For 50 years, Donna Dorris and her family kept a secret. Back in June of 1966, her father told her to watch the local news one night. When Dorris asked why, her father told her he had been the first person to accomplish a daredevil flight banned by the Federal Aviation Administration.
New National Monument
Dorris, now age 75, claims her father, Earl Bolin, said he flew his plane through the legs of the Gateway Arch in St. Louis. Workers completed the monument in October 1965, so the structure was relatively new at the time. Dorris says her father was a bit of a daredevil, but also a pilot who knew what he was doing despite the danger. Bolin flew planes as a hobby, a love he picked up from his brother, Howard. Bolin knew what he did was illegal, so he told his daughter not to say anything because he could face legal consequences.

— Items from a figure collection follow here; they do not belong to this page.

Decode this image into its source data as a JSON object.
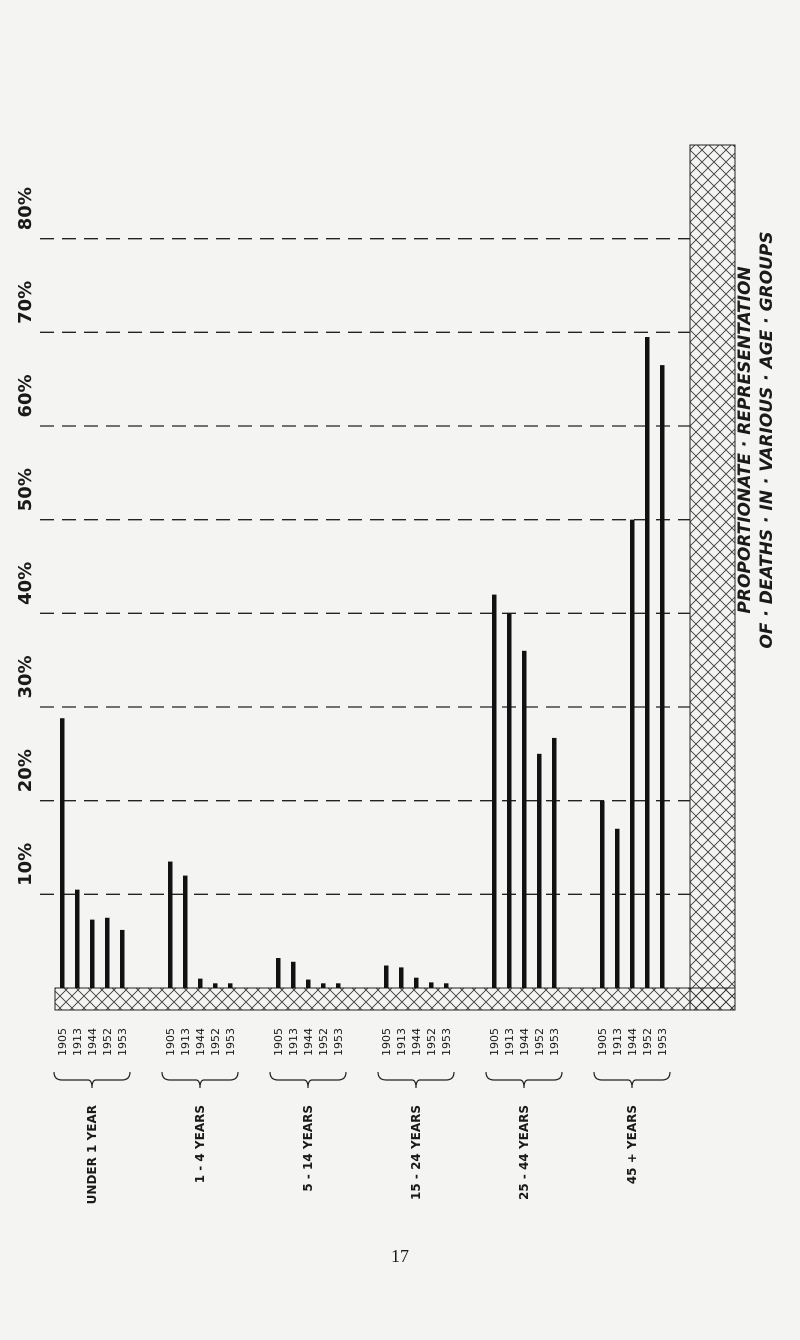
{
  "chart_data": {
    "type": "bar",
    "title": "PROPORTIONATE · REPRESENTATION",
    "subtitle": "OF · DEATHS · IN · VARIOUS · AGE · GROUPS",
    "categories": [
      "UNDER 1 YEAR",
      "1 - 4 YEARS",
      "5 - 14 YEARS",
      "15 - 24 YEARS",
      "25 - 44 YEARS",
      "45 + YEARS"
    ],
    "series": [
      {
        "name": "1905",
        "color": "#111111",
        "values": [
          28.8,
          13.5,
          3.2,
          2.4,
          42,
          20
        ]
      },
      {
        "name": "1913",
        "color": "#111111",
        "values": [
          10.5,
          12,
          2.8,
          2.2,
          40,
          17
        ]
      },
      {
        "name": "1944",
        "color": "#111111",
        "values": [
          7.3,
          1,
          0.9,
          1.1,
          36,
          50
        ]
      },
      {
        "name": "1952",
        "color": "#111111",
        "values": [
          7.5,
          0.5,
          0.5,
          0.6,
          25,
          69.5
        ]
      },
      {
        "name": "1953",
        "color": "#111111",
        "values": [
          6.2,
          0.5,
          0.5,
          0.5,
          26.7,
          66.5
        ]
      }
    ],
    "ylim": [
      0,
      90
    ],
    "yticks": [
      {
        "value": 10,
        "label": "10%"
      },
      {
        "value": 20,
        "label": "20%"
      },
      {
        "value": 30,
        "label": "30%"
      },
      {
        "value": 40,
        "label": "40%"
      },
      {
        "value": 50,
        "label": "50%"
      },
      {
        "value": 60,
        "label": "60%"
      },
      {
        "value": 70,
        "label": "70%"
      },
      {
        "value": 80,
        "label": "80%"
      }
    ],
    "grid": true,
    "page_number": "17"
  }
}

On the afternoon of June 22, 1966, witnesses saw a propeller-driven, fixed-wing plane fly low over the Old Courthouse and to the east through the legs of the Gateway Arch. Workers inside the monument said they felt the arch shake when the plane flew through it. A tourist tried to snap a picture of the event, but couldn’t get the camera ready fast enough. Bolin said he hurried to land the plane in Granite City, Illinois, to try to avoid detection. Bolin and his family lived in Madison, Illinois, an area just north of downtown St. Louis on the Illinois side of the Mississippi River, where he worked for the Nickel Plate railroad.
The FAA never found out who flew the plan through the arch. Other planes have flown through the legs of the monument, but there haven’t been since 1982. One pilot flew a helicopter through the arch in 1984. A total of 11 people have flown something through the arch as of 2016. Most of the pilots who flew through the arch were never caught. Bolin’s daughter decided to finally come forward with the family secret when the St. Louis Post-Dispatch reported on the 50th anniversary of the event.